Saltitei pelos corredores quase desertos, cantarolando All You Need Is Love. Estava querendo fazer isso desde que tinha passado pelo jardim, contudo, não pude, pois estava repleto de pessoas e eu não consigo cantar na frente delas. "Não só pela vergonha, mas também porque não quero chamar a atenção de ninguém." Enrolei uma mecha insistente do meu cabelo, que a todo minuto caia em meu rosto, ainda cantarolando. "De fato amor é tudo que eu preciso.", pensei, rodopiando ao ver que o corredor estava vazio. Comecei a cantar mais alto, sabendo que ainda demoraria um pouco para que alguém me visse. "Minha voz deve ser extremamente horrível." Parei de rodopiar e fiz um passo de balé que tinha aprendido ao ver um programa de TV trouxa. - Plie, plie. - Murmurei, voltando a cantar em uma parte aleatória da música. "Se eu continuar assim nunca vou terminar a música."
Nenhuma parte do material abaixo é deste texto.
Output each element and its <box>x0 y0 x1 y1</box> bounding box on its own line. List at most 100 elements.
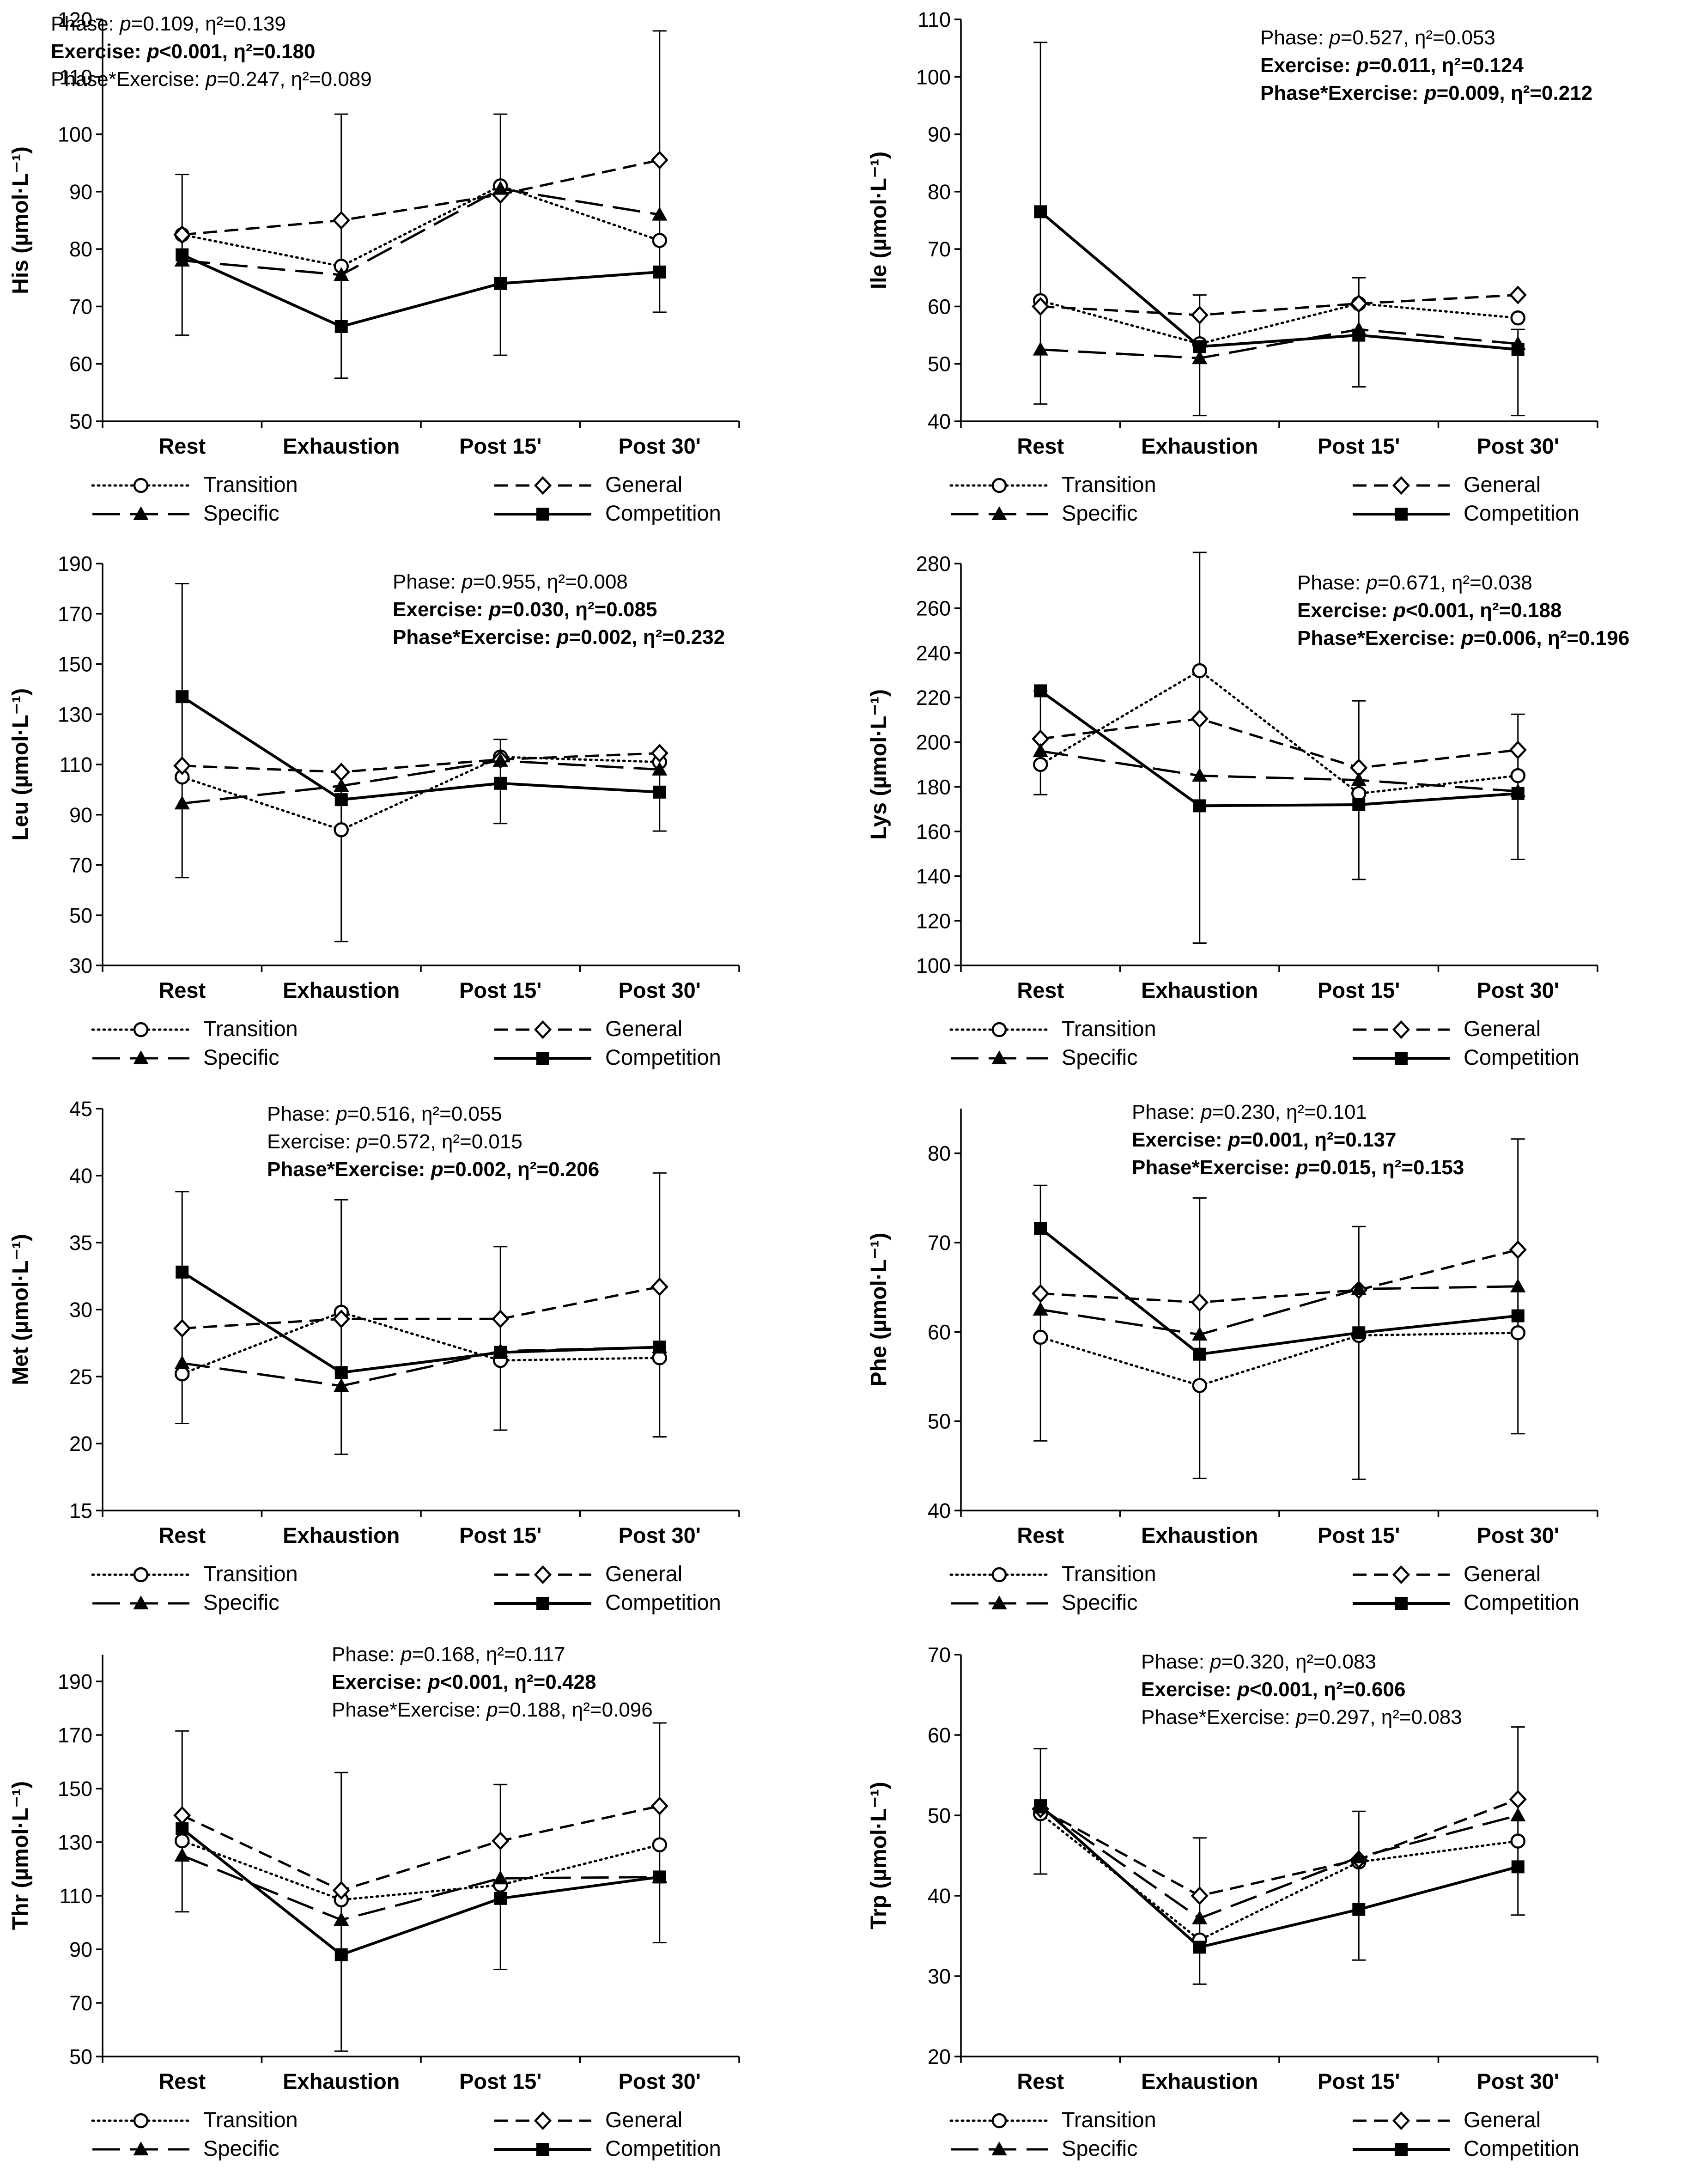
series-line-competition <box>1039 1804 1519 1949</box>
legend-label: General <box>1464 2107 1541 2132</box>
y-tick-label: 120 <box>58 8 92 31</box>
y-tick-label: 280 <box>916 552 951 576</box>
stats-line: Phase: p=0.109, η²=0.139 <box>51 12 286 35</box>
y-tick-label: 100 <box>916 65 951 89</box>
data-point-general <box>650 1796 668 1815</box>
series-line-transition <box>181 184 661 267</box>
data-point-specific <box>174 1355 190 1369</box>
stats-line: Phase: p=0.320, η²=0.083 <box>1141 1650 1376 1673</box>
stats-line: Exercise: p<0.001, η²=0.428 <box>332 1671 596 1693</box>
data-point-competition <box>1034 1222 1047 1235</box>
y-tick-label: 80 <box>69 237 92 261</box>
legend-marker-specific <box>991 1595 1007 1609</box>
data-point-competition <box>176 1265 189 1279</box>
data-point-competition <box>176 248 189 261</box>
data-point-transition <box>1510 1325 1525 1341</box>
legend-marker-competition <box>536 1052 549 1065</box>
legend-marker-specific <box>133 1050 149 1064</box>
y-tick-label: 170 <box>58 1723 92 1747</box>
chart-svg: 50 60 70 80 90 100 110 120 Rest Exhaustion Post 15… <box>8 8 740 525</box>
data-point-general <box>1509 1790 1527 1809</box>
y-tick-label: 70 <box>69 854 92 877</box>
x-category-label: Post 30' <box>619 2069 701 2093</box>
legend-marker-competition <box>536 2143 549 2156</box>
y-axis-title: Met (µmol·L⁻¹) <box>8 1234 33 1385</box>
y-axis-title: Lys (µmol·L⁻¹) <box>867 689 891 840</box>
series-line-competition <box>1039 690 1518 807</box>
data-point-general <box>173 1806 191 1825</box>
x-category-label: Post 30' <box>619 434 701 458</box>
stats-line: Exercise: p<0.001, η²=0.180 <box>51 40 315 63</box>
data-point-transition <box>175 1833 190 1849</box>
data-point-specific <box>1033 1301 1048 1316</box>
data-point-transition <box>1510 310 1525 326</box>
chart-panel: 15 20 25 30 35 40 45 Rest Exhaustion Post 15' Post… <box>0 1089 836 1632</box>
y-tick-label: 40 <box>928 1884 951 1908</box>
data-point-general <box>1191 305 1209 325</box>
series-line-general <box>1040 1249 1519 1304</box>
legend-marker-competition <box>1395 1052 1408 1065</box>
y-tick-label: 140 <box>916 865 951 888</box>
series-line-general <box>182 752 660 773</box>
y-tick-label: 130 <box>58 1831 92 1854</box>
stats-line: Exercise: p=0.030, η²=0.085 <box>393 598 657 621</box>
x-category-label: Exhaustion <box>1141 978 1258 1002</box>
stats-line: Phase: p=0.516, η²=0.055 <box>267 1103 502 1125</box>
y-tick-label: 190 <box>58 552 92 576</box>
stats-line: Exercise: p<0.001, η²=0.188 <box>1297 599 1561 622</box>
y-tick-label: 40 <box>928 410 951 433</box>
data-point-specific <box>334 1378 349 1392</box>
y-tick-label: 90 <box>928 123 951 146</box>
y-axis-title: His (µmol·L⁻¹) <box>8 146 33 294</box>
y-tick-label: 110 <box>59 1884 92 1908</box>
stats-line: Exercise: p<0.001, η²=0.606 <box>1141 1678 1405 1701</box>
x-category-label: Post 15' <box>459 978 541 1002</box>
legend-label: Specific <box>1062 1045 1138 1069</box>
data-point-specific <box>174 1847 190 1862</box>
data-point-specific <box>1192 350 1208 364</box>
data-point-competition <box>334 1948 348 1961</box>
stats-line: Phase: p=0.168, η²=0.117 <box>332 1643 565 1666</box>
legend-label: General <box>605 1561 682 1586</box>
data-point-transition <box>1510 768 1525 783</box>
stats-line: Phase: p=0.527, η²=0.053 <box>1260 26 1495 49</box>
series-line-competition <box>181 1827 660 1956</box>
y-tick-label: 80 <box>928 180 951 204</box>
legend-label: Transition <box>203 1561 298 1586</box>
y-tick-label: 60 <box>928 1723 951 1747</box>
data-point-specific <box>1192 1327 1208 1341</box>
y-tick-label: 60 <box>928 295 951 318</box>
chart-svg: 40 50 60 70 80 Rest Exhaustion Post 15' Post 30'… <box>867 1101 1598 1614</box>
legend-label: Transition <box>1062 472 1156 497</box>
legend-marker-general <box>534 1565 552 1584</box>
x-category-label: Post 15' <box>459 1523 541 1547</box>
data-point-competition <box>1511 1309 1525 1323</box>
legend-marker-specific <box>133 2141 149 2155</box>
legend-label: Competition <box>605 501 721 525</box>
series-line-competition <box>181 695 660 801</box>
chart-panel: 40 50 60 70 80 90 100 110 Rest Exhaustion Post 15'… <box>858 0 1695 543</box>
series-line-transition <box>181 1311 661 1375</box>
x-category-label: Post 30' <box>1477 978 1559 1002</box>
chart-svg: 40 50 60 70 80 90 100 110 Rest Exhaustion Post 15'… <box>867 8 1598 525</box>
series-line-competition <box>1039 211 1519 351</box>
legend-marker-general <box>534 2111 552 2130</box>
data-point-general <box>332 1881 350 1900</box>
data-point-competition <box>1193 1941 1206 1954</box>
chart-panel: 50 70 90 110 130 150 170 190 Rest Exhaustion Post … <box>0 1635 836 2178</box>
data-point-general <box>1191 1293 1209 1312</box>
data-point-competition <box>1352 1903 1366 1916</box>
x-category-label: Exhaustion <box>1141 1523 1258 1547</box>
data-point-competition <box>1352 328 1366 342</box>
data-point-specific <box>174 795 190 810</box>
y-tick-label: 70 <box>69 1991 92 2015</box>
y-tick-label: 30 <box>69 1298 92 1322</box>
y-tick-label: 50 <box>69 904 92 927</box>
series-line-specific <box>1040 1285 1518 1336</box>
x-category-label: Post 15' <box>1318 434 1400 458</box>
legend-label: Competition <box>605 2136 721 2160</box>
x-category-label: Exhaustion <box>1141 434 1258 458</box>
legend-label: Competition <box>1464 501 1579 525</box>
data-point-competition <box>653 265 666 279</box>
y-tick-label: 130 <box>58 703 92 726</box>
Ri e rodopiei novamente, cantando o mais alto possível, quase como um grito. "Isso é tão divertido!" Ao parar de girar, percebi que já não estava mais sozinha. Um garoto alto, com olhos castanho-claro; cabelo castanho-escuro, lembrando-me o negro; e um corpo levemente definido me observava. "Levemente? Isso é apelido para o que é de verdade." Só então me dei conta de que ainda estava cantando. Parei imediatamente, abaixando meu rosto, envergonhada por alguém ter visto meu showzinho. Meu cabelo ficou como uma cortina sobre meu rosto, o que facilitou para que eu não olhasse para ele. Fiquei esperando que se pronunciasse, mas ele permaneceu em silêncio e eu permaneci na mesma posição, constrangida.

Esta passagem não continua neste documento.